Mindfulness can become a powerful off ramp from the hamster wheel of suffering and resistance in life. Mindfulness does not exclude any situation, but includes the entire spectrum of human experience by bringing curiosity and compassion to whatever is arising. By bringing present moment, non-judgmental awareness to our pain and to all of life itself, we see the nature of our experience more clearly allowing healing and compassion to arise. This capacity to pay attention is both inherent within us and trainable through any number of contemplative practices of which meditation is perhaps the most well-known. When we practice generating the energy of mindfulness, we recognize that all of life is a teacher. Every experience, those we label pleasant, unpleasant, or neutral all contain seeds of wisdom. So each moment can be a laboratory for our growth and awareness. Each moment contains everything we need to find contentment and peace. Until we recognize this, we will forever search for something outside ourselves and beyond the moment to fulfill us. With practice, however, we can learn to meet pain from a place of stability and curiosity while fostering compassion for ourselves and others.
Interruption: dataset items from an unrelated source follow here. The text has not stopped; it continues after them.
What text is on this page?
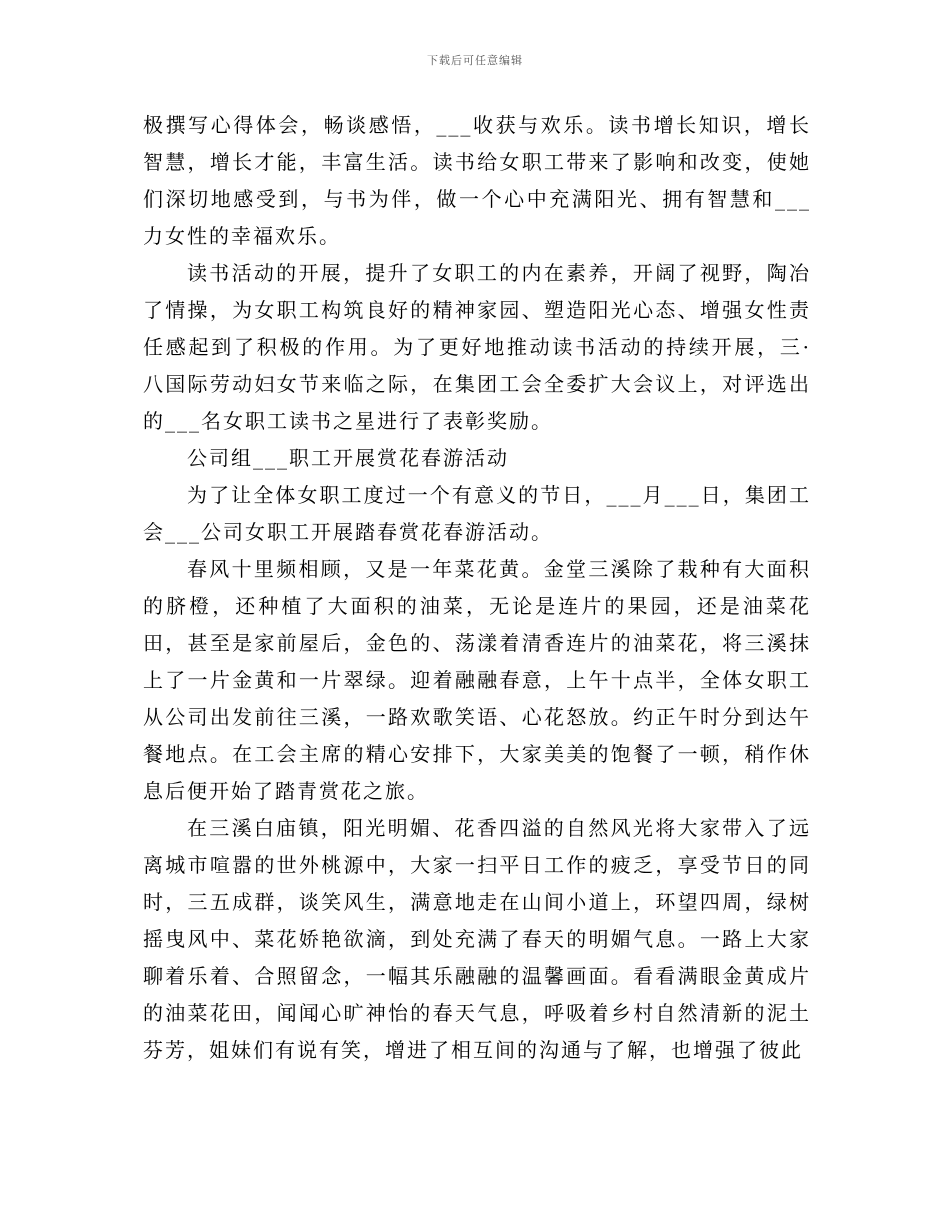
下载后可任意编辑

极撰写心得体会，畅谈感悟，___收获与欢乐。读书增长知识，增长智慧，增长才能，丰富生活。读书给女职工带来了影响和改变，使她们深切地感受到，与书为伴，做一个心中充满阳光、拥有智慧和___力女性的幸福欢乐。

读书活动的开展，提升了女职工的内在素养，开阔了视野，陶冶了情操，为女职工构筑良好的精神家园、塑造阳光心态、增强女性责任感起到了积极的作用。为了更好地推动读书活动的持续开展，三·八国际劳动妇女节来临之际，在集团工会全委扩大会议上，对评选出的___名女职工读书之星进行了表彰奖励。

公司组___职工开展赏花春游活动

为了让全体女职工度过一个有意义的节日，___月___日，集团工会___公司女职工开展踏春赏花春游活动。

春风十里频相顾，又是一年菜花黄。金堂三溪除了栽种有大面积的脐橙，还种植了大面积的油菜，无论是连片的果园，还是油菜花田，甚至是家前屋后，金色的、荡漾着清香连片的油菜花，将三溪抹上了一片金黄和一片翠绿。迎着融融春意，上午十点半，全体女职工从公司出发前往三溪，一路欢歌笑语、心花怒放。约正午时分到达午餐地点。在工会主席的精心安排下，大家美美的饱餐了一顿，稍作休息后便开始了踏青赏花之旅。

在三溪白庙镇，阳光明媚、花香四溢的自然风光将大家带入了远离城市喧嚣的世外桃源中，大家一扫平日工作的疲乏，享受节日的同时，三五成群，谈笑风生，满意地走在山间小道上，环望四周，绿树摇曳风中、菜花娇艳欲滴，到处充满了春天的明媚气息。一路上大家聊着乐着、合照留念，一幅其乐融融的温馨画面。看看满眼金黄成片的油菜花田，闻闻心旷神怡的春天气息，呼吸着乡村自然清新的泥土芬芳，姐妹们有说有笑，增进了相互间的沟通与了解，也增强了彼此
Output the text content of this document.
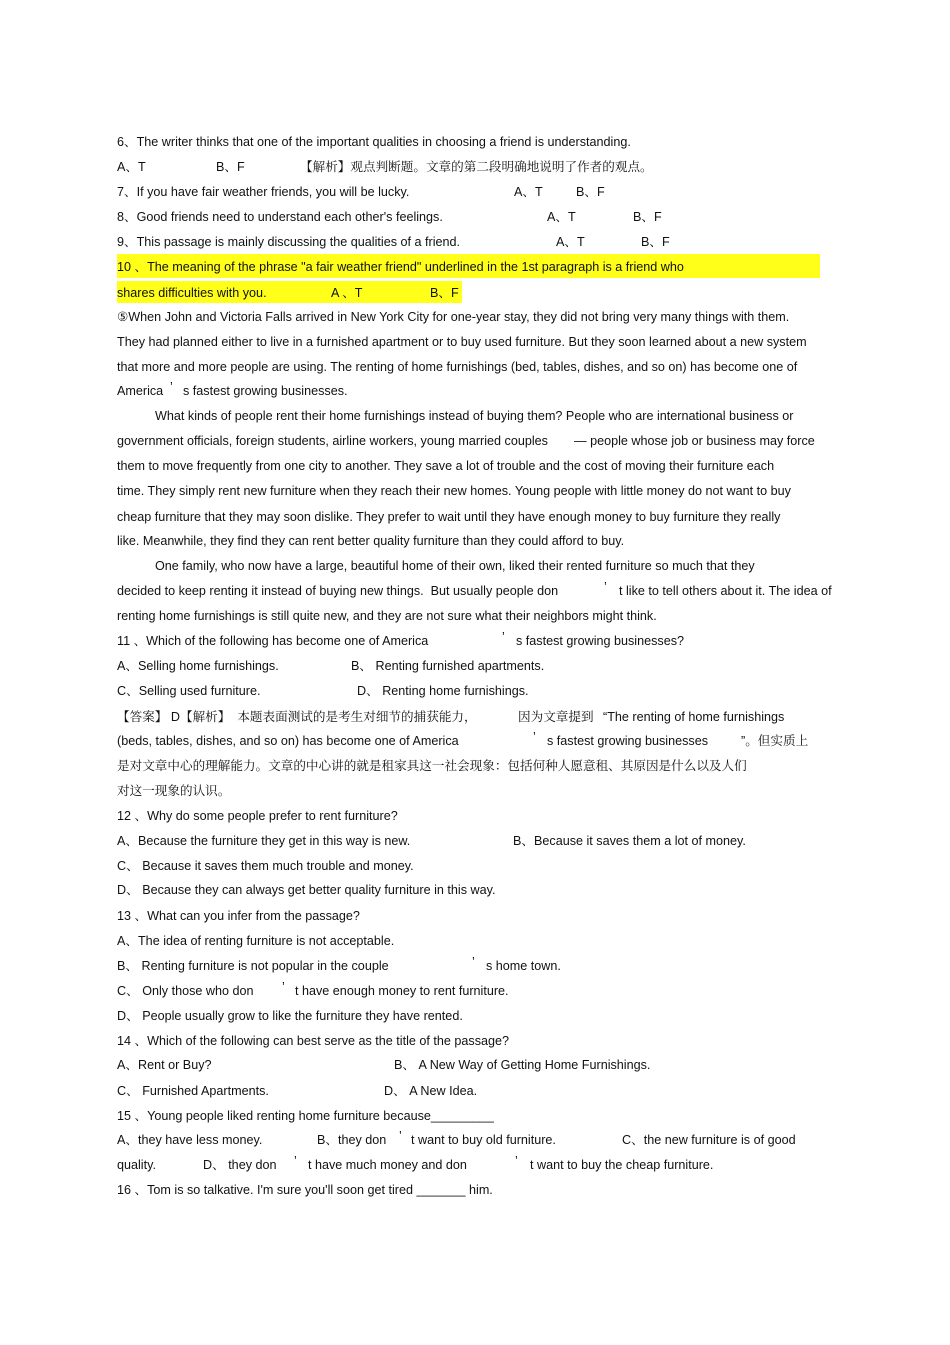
6、The writer thinks that one of the important qualities in choosing a friend is understanding.
A、T	B、F	【解析】观点判断题。文章的第二段明确地说明了作者的观点。
7、If you have fair weather friends, you will be lucky.	A、T	B、F
8、Good friends need to understand each other's feelings.	A、T	B、F
9、This passage is mainly discussing the qualities of a friend.	A、T	B、F
10 、The meaning of the phrase "a fair weather friend" underlined in the 1st paragraph is a friend who
shares difficulties with you.	A 、T	B、F
⑤When John and Victoria Falls arrived in New York City for one-year stay, they did not bring very many things with them.
They had planned either to live in a furnished apartment or to buy used furniture. But they soon learned about a new system
that more and more people are using. The renting of home furnishings (bed, tables, dishes, and so on) has become one of
America ’ s fastest growing businesses.
What kinds of people rent their home furnishings instead of buying them? People who are international business or
government officials, foreign students, airline workers, young married couples — people whose job or business may force
them to move frequently from one city to another. They save a lot of trouble and the cost of moving their furniture each
time. They simply rent new furniture when they reach their new homes. Young people with little money do not want to buy
cheap furniture that they may soon dislike. They prefer to wait until they have enough money to buy furniture they really
like. Meanwhile, they find they can rent better quality furniture than they could afford to buy.
One family, who now have a large, beautiful home of their own, liked their rented furniture so much that they
decided to keep renting it instead of buying new things.  But usually people don	’ t like to tell others about it. The idea of
renting home furnishings is still quite new, and they are not sure what their neighbors might think.
11 、Which of the following has become one of America	’ s fastest growing businesses?
A、Selling home furnishings.	B、 Renting furnished apartments.
C、Selling used furniture.	D、 Renting home furnishings.
【答案】 D【解析】  本题表面测试的是考生对细节的捕获能力，	因为文章提到 “The renting of home furnishings
(beds, tables, dishes, and so on) has become one of America	’ s fastest growing businesses	”。但实质上
是对文章中心的理解能力。文章的中心讲的就是租家具这一社会现象：包括何种人愿意租、其原因是什么以及人们
对这一现象的认识。
12 、Why do some people prefer to rent furniture?
A、Because the furniture they get in this way is new.	B、Because it saves them a lot of money.
C、 Because it saves them much trouble and money.
D、 Because they can always get better quality furniture in this way.
13 、What can you infer from the passage?
A、The idea of renting furniture is not acceptable.
B、 Renting furniture is not popular in the couple	’ s home town.
C、 Only those who don ’ t have enough money to rent furniture.
D、 People usually grow to like the furniture they have rented.
14 、Which of the following can best serve as the title of the passage?
A、Rent or Buy?	B、 A New Way of Getting Home Furnishings.
C、 Furnished Apartments.	D、 A New Idea.
15 、Young people liked renting home furniture because_________
A、they have less money.	B、they don ’ t want to buy old furniture.	C、the new furniture is of good
quality.	D、 they don ’ t have much money and don	’ t want to buy the cheap furniture.
16 、Tom is so talkative. I'm sure you'll soon get tired _______ him.
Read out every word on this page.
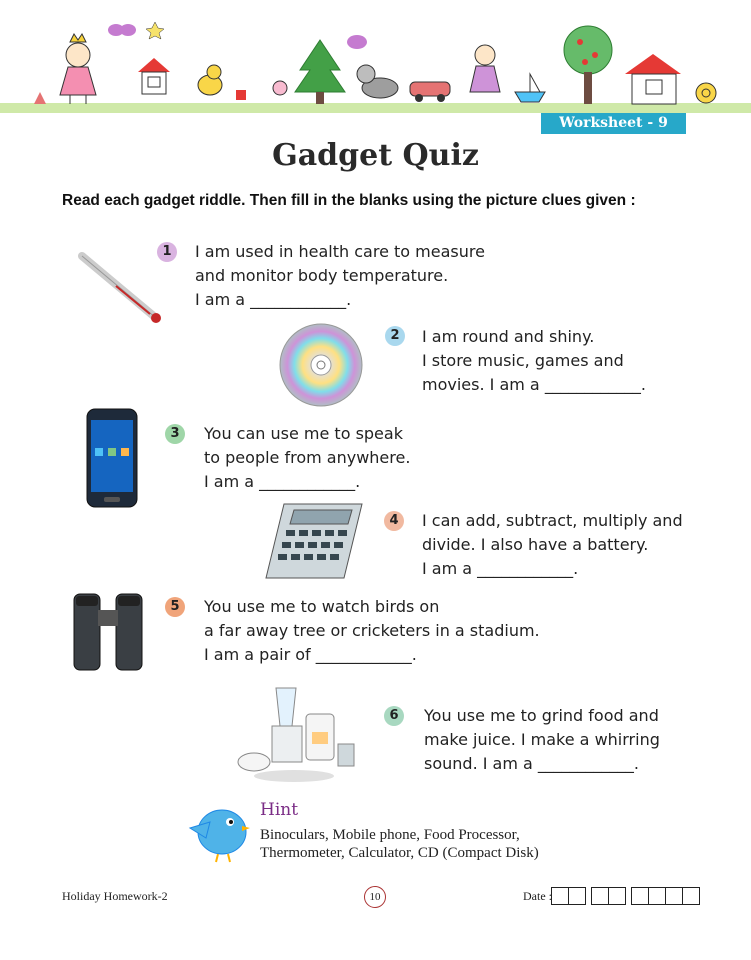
Worksheet - 9
Gadget Quiz
Read each gadget riddle. Then fill in the blanks using the picture clues given :
1	I am used in health care to measure
and monitor body temperature.
I am a ____________.
2	I am round and shiny.
I store music, games and
movies. I am a ____________.
3	You can use me to speak
to people from anywhere.
I am a ____________.
4	I can add, subtract, multiply and
divide. I also have a battery.
I am a ____________.
5	You use me to watch birds on
a far away tree or cricketers in a stadium.
I am a pair of ____________.
6	You use me to grind food and
make juice. I make a whirring
sound. I am a ____________.
Hint
Binoculars, Mobile phone, Food Processor, Thermometer, Calculator, CD (Compact Disk)
Holiday Homework-2	10	Date :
I awaken the next morning shaking in a fetal position. My weak body has found its way to the couch, and I'm swaddled in a lap blanket which carries the sweet smell of playdough and the sharp stench of my sickness. I feel the tender touch of a hand to my head. "I love you Daddy." Before leaving for school, my daughter brings me water in the ceramic mug that she made me in kindergarten. My stomach is empty but my heart feels full to be loved so completely. Now she is the caregiver, and our roles have reversed. To give and receive care amid the pain and joy of life -- this is the great practice of mindful living. If waking up with a stomach virus is the price to be paid to remember this, I am willing to wake up, again and again.